Interestingly enough, part of the problem is that the screen hotspot (not the touchpad one) does not work with a Synergy-driven multi-screen setup (where one of the monitors is on the left).  The animation to summon activities fires, but the activities screen simply never appears.  This is *not a Gnome-Shell problem*, and I'm aware of that, but it *is* part of the reason.  

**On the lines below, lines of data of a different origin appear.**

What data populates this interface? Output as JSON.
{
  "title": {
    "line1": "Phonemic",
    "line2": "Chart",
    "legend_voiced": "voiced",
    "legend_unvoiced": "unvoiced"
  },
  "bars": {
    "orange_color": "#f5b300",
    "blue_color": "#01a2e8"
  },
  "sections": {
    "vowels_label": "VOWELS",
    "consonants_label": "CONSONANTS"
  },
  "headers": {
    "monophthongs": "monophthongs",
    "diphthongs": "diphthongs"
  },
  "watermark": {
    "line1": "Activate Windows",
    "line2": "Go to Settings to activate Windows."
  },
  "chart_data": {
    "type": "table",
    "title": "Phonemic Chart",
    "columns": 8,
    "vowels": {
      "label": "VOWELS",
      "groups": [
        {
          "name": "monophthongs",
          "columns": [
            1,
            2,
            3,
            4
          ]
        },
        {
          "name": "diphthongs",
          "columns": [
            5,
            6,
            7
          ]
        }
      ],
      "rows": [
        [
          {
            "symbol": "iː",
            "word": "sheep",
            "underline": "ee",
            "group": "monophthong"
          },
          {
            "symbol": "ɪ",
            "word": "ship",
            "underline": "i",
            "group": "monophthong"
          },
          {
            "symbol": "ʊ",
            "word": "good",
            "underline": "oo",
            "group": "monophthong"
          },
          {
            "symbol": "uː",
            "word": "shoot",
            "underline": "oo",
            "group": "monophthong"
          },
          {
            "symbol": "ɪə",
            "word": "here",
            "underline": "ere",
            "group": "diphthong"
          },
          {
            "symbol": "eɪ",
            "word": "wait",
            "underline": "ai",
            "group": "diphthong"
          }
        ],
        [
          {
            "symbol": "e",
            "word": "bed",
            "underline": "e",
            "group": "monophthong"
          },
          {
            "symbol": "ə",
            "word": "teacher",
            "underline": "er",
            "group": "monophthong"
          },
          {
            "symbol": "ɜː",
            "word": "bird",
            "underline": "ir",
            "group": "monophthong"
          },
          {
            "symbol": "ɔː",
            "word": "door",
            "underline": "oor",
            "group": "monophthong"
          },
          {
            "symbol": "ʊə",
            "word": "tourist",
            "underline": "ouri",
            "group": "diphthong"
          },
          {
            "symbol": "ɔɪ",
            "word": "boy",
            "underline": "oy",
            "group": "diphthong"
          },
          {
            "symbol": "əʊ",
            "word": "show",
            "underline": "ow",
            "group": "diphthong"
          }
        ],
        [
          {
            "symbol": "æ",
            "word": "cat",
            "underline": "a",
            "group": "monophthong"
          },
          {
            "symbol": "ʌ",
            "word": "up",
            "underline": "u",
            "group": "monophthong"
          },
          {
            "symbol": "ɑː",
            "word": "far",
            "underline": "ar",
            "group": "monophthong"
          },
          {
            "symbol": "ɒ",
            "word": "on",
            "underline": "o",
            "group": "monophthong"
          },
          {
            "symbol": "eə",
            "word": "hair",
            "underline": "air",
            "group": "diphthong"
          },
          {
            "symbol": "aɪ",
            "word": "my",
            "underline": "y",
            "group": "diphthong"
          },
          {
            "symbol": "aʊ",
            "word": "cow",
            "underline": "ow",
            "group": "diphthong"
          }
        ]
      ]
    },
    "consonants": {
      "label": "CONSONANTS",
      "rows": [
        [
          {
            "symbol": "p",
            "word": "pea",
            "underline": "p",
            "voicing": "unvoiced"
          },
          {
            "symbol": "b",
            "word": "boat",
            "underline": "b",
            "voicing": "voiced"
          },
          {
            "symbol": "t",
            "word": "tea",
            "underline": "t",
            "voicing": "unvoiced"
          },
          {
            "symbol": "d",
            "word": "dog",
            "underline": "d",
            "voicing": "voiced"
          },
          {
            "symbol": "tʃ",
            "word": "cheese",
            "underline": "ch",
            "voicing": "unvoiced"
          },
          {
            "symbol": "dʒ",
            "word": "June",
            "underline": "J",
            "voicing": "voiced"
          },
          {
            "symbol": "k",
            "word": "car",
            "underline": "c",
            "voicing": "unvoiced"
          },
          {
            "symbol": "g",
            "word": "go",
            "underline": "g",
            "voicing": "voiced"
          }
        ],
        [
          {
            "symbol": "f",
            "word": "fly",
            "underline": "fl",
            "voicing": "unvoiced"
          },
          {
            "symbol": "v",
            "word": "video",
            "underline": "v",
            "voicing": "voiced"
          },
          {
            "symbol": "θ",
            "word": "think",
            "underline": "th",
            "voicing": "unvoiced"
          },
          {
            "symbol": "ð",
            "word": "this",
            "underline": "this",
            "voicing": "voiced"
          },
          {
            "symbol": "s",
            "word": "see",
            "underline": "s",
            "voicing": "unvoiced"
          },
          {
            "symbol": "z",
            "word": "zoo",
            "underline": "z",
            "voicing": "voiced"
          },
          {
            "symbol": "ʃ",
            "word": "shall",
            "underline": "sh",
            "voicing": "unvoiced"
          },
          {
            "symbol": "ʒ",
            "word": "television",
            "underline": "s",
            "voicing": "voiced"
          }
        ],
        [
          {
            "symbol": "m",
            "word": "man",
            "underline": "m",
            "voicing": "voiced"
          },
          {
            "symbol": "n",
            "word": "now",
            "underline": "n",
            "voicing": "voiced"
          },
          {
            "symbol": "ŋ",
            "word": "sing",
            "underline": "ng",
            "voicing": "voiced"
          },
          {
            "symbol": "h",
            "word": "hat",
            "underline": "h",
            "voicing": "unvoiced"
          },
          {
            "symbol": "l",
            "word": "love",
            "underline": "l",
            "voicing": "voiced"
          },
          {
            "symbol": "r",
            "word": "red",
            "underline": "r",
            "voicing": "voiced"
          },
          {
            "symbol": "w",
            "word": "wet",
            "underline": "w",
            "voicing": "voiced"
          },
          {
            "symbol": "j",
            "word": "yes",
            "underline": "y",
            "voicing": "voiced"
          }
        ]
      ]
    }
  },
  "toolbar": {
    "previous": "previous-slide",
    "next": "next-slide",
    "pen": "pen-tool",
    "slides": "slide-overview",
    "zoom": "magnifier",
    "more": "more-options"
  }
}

Mostly, I just find I accomplish a few things quicker by sidestepping Activities; its why I use Docky, and why I'd like the Dash to optionally be available on the desktop (so I can use it instead of a 3rd party program).

 
For those with real mice, I've found it quite easy to get into the
overview (just a quick flick of the wrist), but others have had
trouble.

Getting into it is easy enough - I have no complaints about that.  I sometimes just don't want to go to another part of the OS at all.

 
Global menus have been discussed time and time again. There is a plan
to fix this -- Application global menu. *snip* This wasn't implemented in

time for 3.0, but I believe Colin Walters is working on it right.

Sweet!

 
"sinking" or "parking" have been proposed before. I'm not sure where
the designers fall on this, but just ask them!

Also sweet.

Just to be clear, I am totally on board with no more minimization.  I don't like that I've enabled the workaround (putting minimize back via gnome-tweak) just to have this functionality; I would *rather* the app go to workspace below and not vanish into the pit of "where is it?"; I just wish it were as easy to do this.  The keyboard shortcut is halfway there, but makes you move to workspace below *with* the app, which I don't want.  

 
The categories in Applications are planning on being removed, for
reasons I do agree with. The current menu categories are muddled and
used inconsistently. Some apps put themselves in four or five
categories to be easily findable when they do meet all of those
categories. If we're trying to work around this by playing games with
the category system, well, let's just remove it.

Well, OK, that makes sense, but... how do they intend to replace the functionality?  

Are they seriously considering just having a gigantic screen-sized grid of totally un-categorized applications to select from as the only option?  That's less optimal than having categories with duplicates in it, by a lot.  The visible search area is simply too large, and the number of applications I have installed too numerous, to easily and quickly find with the category set to "all".

Upon further thought, I think my problem (above and here) is that I find the "Applications" part of activities to be nigh-on unusable *without* the keyboard, which was not the case with the old Gnome 2 menu system.  Maybe there's something wrong with me, I don't know, but I think it has something to do with the area I'm searching through; the menus were confined, mostly, to the upper-left corner of the screen, and were a single-list... which, for reasons I can't explain, I can scan through and decide upon far easier than the full-screen grid of huge icon tiles I am presented with in G-S.  I tried to use it three or four times, but it took so long to find anything, every time, that I just resigned myself to using the search and just pinning the app to the Dock (so I would never have to do this again for this app).